Start by throwing some veggies on the grill-top, first brushing them with oil and seasoning with salt and pepper. Then start melting a slice of cheese in its tray while on your plate you lay out some Madrage ham, Prosciutto or Mortadella. Center a piece of the potato on the meat, sprinkle on some scallions, chives or herbs, then pour the melted Raclette over it. Roll up the meat so it looks like a little burrito, and devour it while your next slice of cheese is melting.

I've also done a Raclette "taco," where I leave the cheese under the grill until it begins to get crispy, then I quickly fold the cheese crisp like a taco shell before it hardens, and I put some meat, potato and herbs inside, topping it with sour cream.

Despite this meal being heavy on the charcuterie, I once had a surprise vegetarian guest for a Raclette dinner. Thanks to the ability to grill so many vegetables, he didn't starve. In fact, he enjoyed the Raclette so much that the next day he went out and bought a grill machine for himself. Proof positive that even a vegetarian can enjoy Raclette.

A Raclette grill can set you back anywhere from $99.00 to over $200.00, but they last for years and years so long as you clean them thoroughly after each use and pack them away in their original box for the summer.
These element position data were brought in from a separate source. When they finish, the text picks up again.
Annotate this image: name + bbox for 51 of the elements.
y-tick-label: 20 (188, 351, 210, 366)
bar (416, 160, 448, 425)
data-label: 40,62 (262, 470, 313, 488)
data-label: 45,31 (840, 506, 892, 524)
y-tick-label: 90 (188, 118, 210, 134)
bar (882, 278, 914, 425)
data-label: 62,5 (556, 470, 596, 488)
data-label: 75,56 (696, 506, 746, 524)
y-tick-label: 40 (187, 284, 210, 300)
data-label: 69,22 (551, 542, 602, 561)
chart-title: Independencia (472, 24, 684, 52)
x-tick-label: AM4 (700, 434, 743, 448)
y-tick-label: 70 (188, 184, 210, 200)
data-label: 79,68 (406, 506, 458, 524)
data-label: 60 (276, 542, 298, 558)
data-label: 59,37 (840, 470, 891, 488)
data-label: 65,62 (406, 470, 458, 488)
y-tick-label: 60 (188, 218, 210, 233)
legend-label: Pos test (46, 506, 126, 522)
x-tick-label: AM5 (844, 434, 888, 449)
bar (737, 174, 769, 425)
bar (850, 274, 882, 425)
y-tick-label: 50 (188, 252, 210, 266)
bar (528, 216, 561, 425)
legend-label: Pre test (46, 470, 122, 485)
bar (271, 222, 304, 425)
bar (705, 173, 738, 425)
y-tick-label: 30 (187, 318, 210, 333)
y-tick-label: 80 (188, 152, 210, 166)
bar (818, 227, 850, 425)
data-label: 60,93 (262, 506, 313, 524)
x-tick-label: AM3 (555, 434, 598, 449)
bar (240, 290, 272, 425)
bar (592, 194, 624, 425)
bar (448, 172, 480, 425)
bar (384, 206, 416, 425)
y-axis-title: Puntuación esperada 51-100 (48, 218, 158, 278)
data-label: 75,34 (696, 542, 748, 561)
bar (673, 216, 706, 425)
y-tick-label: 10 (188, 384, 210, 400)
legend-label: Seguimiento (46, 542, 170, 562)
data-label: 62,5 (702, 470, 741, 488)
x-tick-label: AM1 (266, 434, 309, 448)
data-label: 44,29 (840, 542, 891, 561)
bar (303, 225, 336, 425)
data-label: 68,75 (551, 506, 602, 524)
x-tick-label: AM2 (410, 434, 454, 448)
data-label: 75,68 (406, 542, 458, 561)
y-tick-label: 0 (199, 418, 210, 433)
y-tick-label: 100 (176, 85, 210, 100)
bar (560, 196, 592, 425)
Once you invest in this clever little machine and get a mouthful of smooth, sweet Raclette, you'll find the pangs of guilt for buying such a non-essential gadget melting away.

Winter is the perfect time for Raclette, so go ahead and bring your Raclette grill on a ski trip. Outside of Tartiflette, there's no better food to warm you up after a day on the slopes. But even if you're not skiing, as long as you're humming "Baby It's Cold Outside" you'll enjoy Raclette's comfort food qualities--not only does it warm your tummy on the inside, the hot machine warms you and your guests on the outside too. In fact the machine provides so much warmth that you'll want to ditch your sweater and keep your white wine away from it.

Raclette is a meal you and your guests will enjoy because it's different, interactive, and fun. Just be sure to crack a window, because this yummy cheese, like most great cheese, is stinky when melted!